Full Code require 'csv'!require 'princely'!require 'zip/zip’!!DATA_FILE = ARGV[0]!DATA_FILE_BASE_NAME = File.basename(DATA_FILE, ".csv”)!!# create a pdf document from a csv line!def create_pdf(invoice_nr, name, street, zip, city)! template = File.new('../resources/invoice.html').read! html = eval("<<WTFMF\n#{template}\nWTFMF")! p = Princely.new! p.add_style_sheets('../resources/invoice.css')! p.pdf_from_string(html)!end!!# zip files from hash !def create_zip(files_h)! zipfile_name = "../out/#{DATA_FILE_BASE_NAME}.#{Time.now.to_s}.zip"! Zip::ZipOutputStream.open(zipfile_name) do |zos|! files_h.each do |name, content|! zos.put_next_entry "#{name}.pdf"! zos.puts content! end! end! zipfile_name!end!!# load data from csv!docs = CSV.read(DATA_FILE) # array of arrays!!# create a pdf for each line in the csv !# and put it in a hash!files_h = docs.inject({}) do |files_h, doc|! files_h[doc[0]] = create_pdf(*doc)! files_h!end!!# zip all pfd's from the hash !create_zip files_h!!

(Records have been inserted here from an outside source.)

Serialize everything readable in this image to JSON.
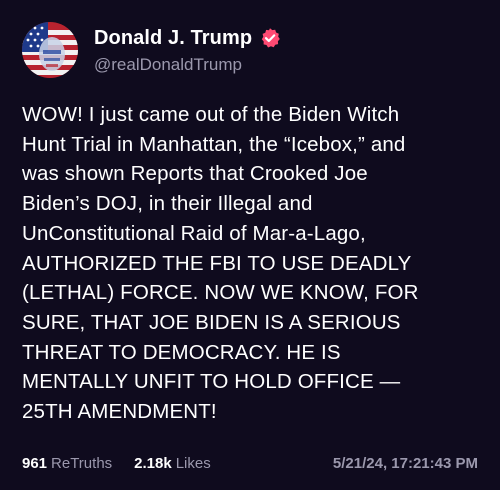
{
  "author": {
    "display_name": "Donald J. Trump",
    "handle": "@realDonaldTrump",
    "verified": true,
    "verified_badge_color": "#ff4a73"
  },
  "post": {
    "text": "WOW! I just came out of the Biden Witch\nHunt Trial in Manhattan, the “Icebox,” and\nwas shown Reports that Crooked Joe\nBiden’s DOJ, in their Illegal and\nUnConstitutional Raid of Mar-a-Lago,\nAUTHORIZED THE FBI TO USE DEADLY\n(LETHAL) FORCE. NOW WE KNOW, FOR\nSURE, THAT JOE BIDEN IS A SERIOUS\nTHREAT TO DEMOCRACY. HE IS\nMENTALLY UNFIT TO HOLD OFFICE —\n25TH AMENDMENT!"
  },
  "stats": {
    "retruths_count": "961",
    "retruths_label": "ReTruths",
    "likes_count": "2.18k",
    "likes_label": "Likes",
    "timestamp": "5/21/24, 17:21:43 PM"
  },
  "colors": {
    "background": "#0f0b1e",
    "primary_text": "#ffffff",
    "secondary_text": "#9b98ad"
  }
}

require 'csv’!require 'zip/zip'!require 'redis'!require 'yaml'!require 'securerandom'!!# zip files from hash !def create_zip(files_h)! zipfile_name = "../out/#{DATA_FILE_BASE_NAME}.#{Time.now.to_s}.zip"! Zip::ZipOutputStream.open(zipfile_name) do |zos|! files_h.each do |name, content|! zos.put_next_entry "#{name}.pdf"! zos.puts content! end! end! zipfile_name!end!!DATA_FILE = ARGV[0]!DATA_FILE_BASE_NAME = File.basename(DATA_FILE, ".csv")!UUID = SecureRandom.uuid!!r = Redis.new!my_counter = "ctr:#{UUID}"!!# load data from csv!docs = CSV.read(DATA_FILE) # array of arrays! ! docs.each do |doc| # distribute!! r.lpush 'pdf:queue' , YAML::dump([UUID, doc])! r.incr my_counter! end!!r.brpop "ready:#{UUID}" #collect!!create_zip(r.hgetall(UUID)) !!# clean up!r.del my_counter!r.del UUID !puts "All done!”!

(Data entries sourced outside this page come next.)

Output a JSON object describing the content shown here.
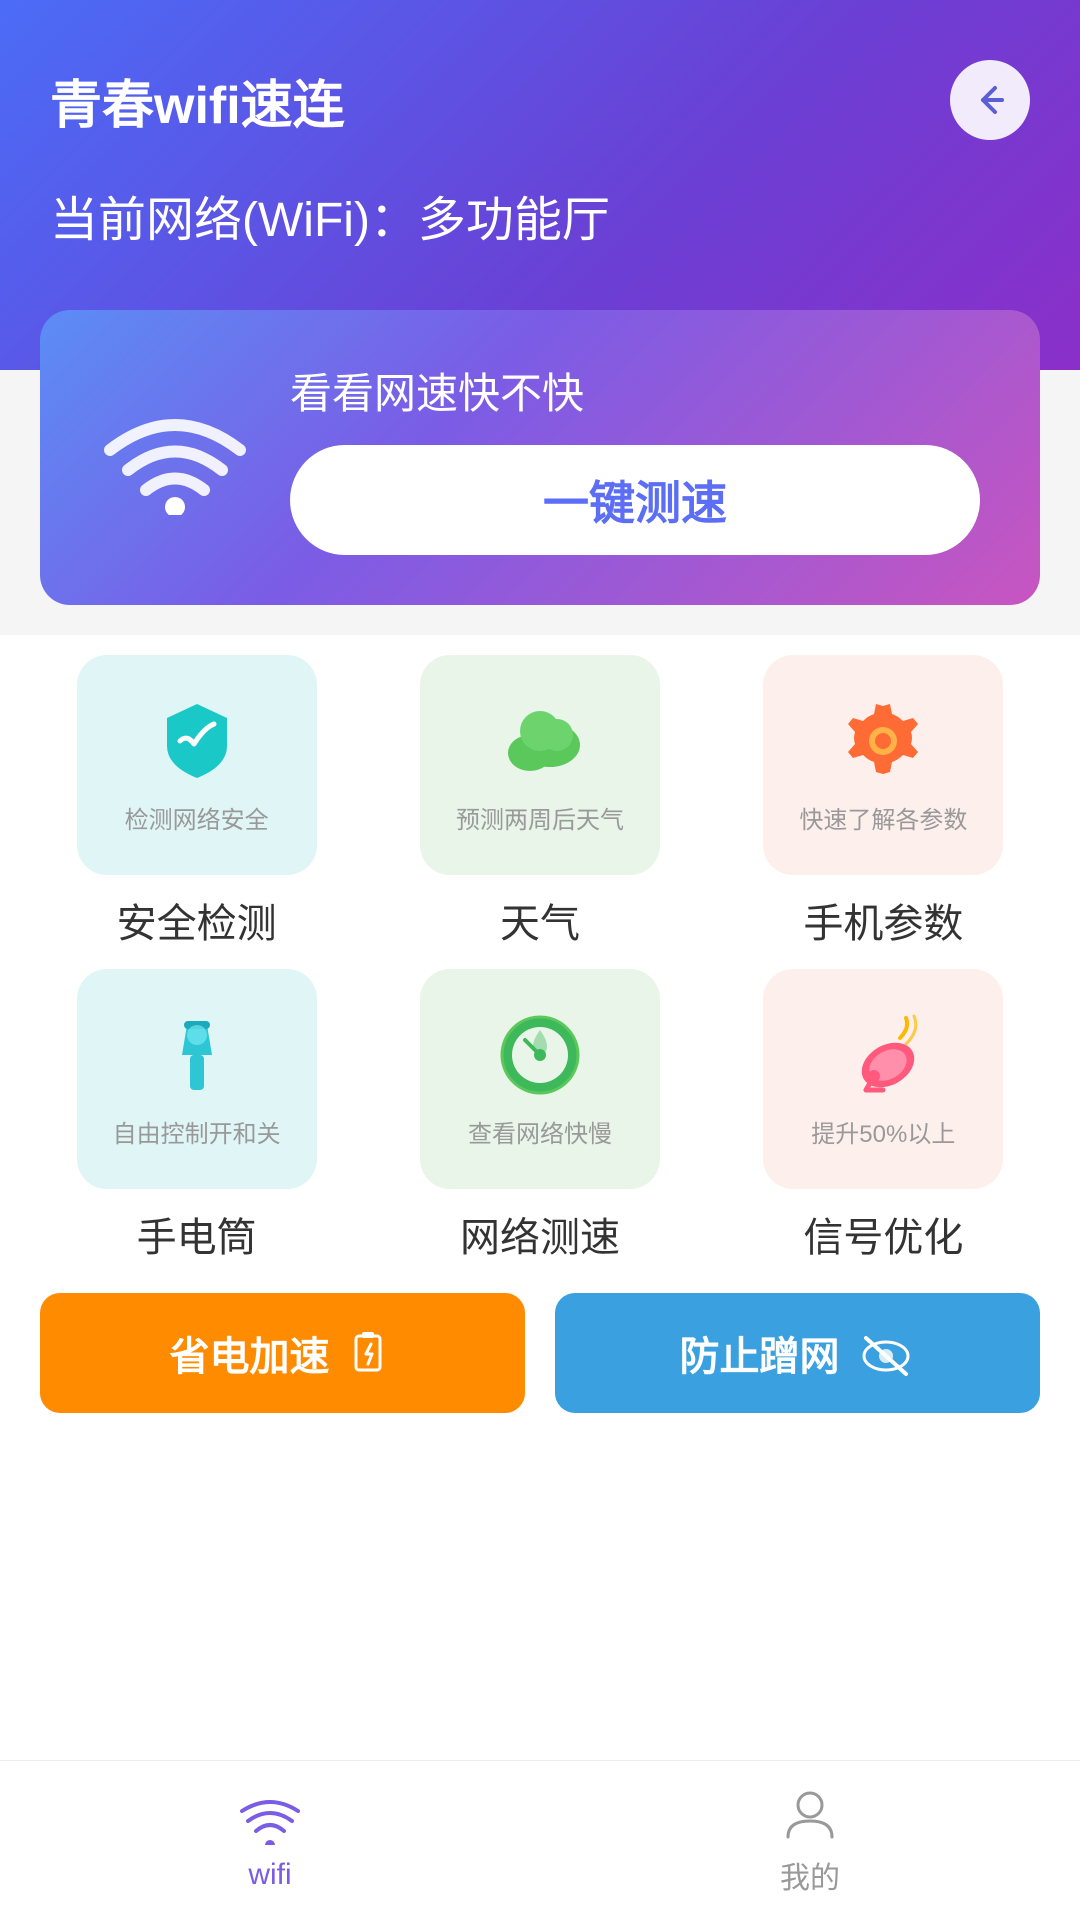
{
  "header": {
    "title": "青春wifi速连",
    "back_icon": "←",
    "current_network_label": "当前网络(WiFi)：多功能厅"
  },
  "speed_card": {
    "description": "看看网速快不快",
    "button_label": "一键测速"
  },
  "features_row1": [
    {
      "id": "security",
      "card_color": "blue",
      "desc": "检测网络安全",
      "name": "安全检测"
    },
    {
      "id": "weather",
      "card_color": "green",
      "desc": "预测两周后天气",
      "name": "天气"
    },
    {
      "id": "phone-params",
      "card_color": "peach",
      "desc": "快速了解各参数",
      "name": "手机参数"
    }
  ],
  "features_row2": [
    {
      "id": "torch",
      "card_color": "blue",
      "desc": "自由控制开和关",
      "name": "手电筒"
    },
    {
      "id": "network-speed",
      "card_color": "green",
      "desc": "查看网络快慢",
      "name": "网络测速"
    },
    {
      "id": "signal",
      "card_color": "peach",
      "desc": "提升50%以上",
      "name": "信号优化"
    }
  ],
  "bottom_cards": [
    {
      "id": "power-boost",
      "label": "省电加速",
      "color": "orange"
    },
    {
      "id": "anti-rub",
      "label": "防止蹭网",
      "color": "blue"
    }
  ],
  "bottom_nav": {
    "items": [
      {
        "id": "wifi",
        "label": "wifi",
        "active": true
      },
      {
        "id": "my",
        "label": "我的",
        "active": false
      }
    ]
  }
}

require 'redis'!require 'princely'!require 'yaml’!!# create a pdf document from a csv line!def create_pdf(invoice_nr, name, street, zip, city)! template = File.new('../resources/invoice.html').read! html = eval("<<WTFMF\n#{template}\nWTFMF")! p = Princely.new! p.add_style_sheets('../resources/invoice.css')! p.pdf_from_string(html)!end!!r = Redis.new!while (true)! _, msg = r.brpop 'pdf:queue'! uuid, doc = YAML::load(msg)! r.hset(uuid , doc[0] , create_pdf(*doc))! ctr = r.decr "ctr:#{uuid}" ! r.rpush "ready:#{uuid}", "done" if ctr == 0!end!

LINEAR MAIN WORKER

Key functions (create pdf and create zip) remain unchanged. Distribution code highlighted

DEMO 2

Multi Language Participants

parse csv

create pdf

create pdf ...

Queue with data

counter

counter counter

hash Hash with pdfs

Conclusions

From Linear To Multi Process Distributed

Is easy with

Redis Shared Memory High Level Data Structures

Atomic Counter for bookkeeping

Queue for work distribution

Queue as Signal

Hash for result sets

ruby on redis

csv data

csv docs

redis parse csv

linear parse csv std

pdf zip

linear version

simple templating

Technology

what's new with enterprise redis - leena joshi, redis labs

working with velti - trifork€¦ · • erlang • riak &...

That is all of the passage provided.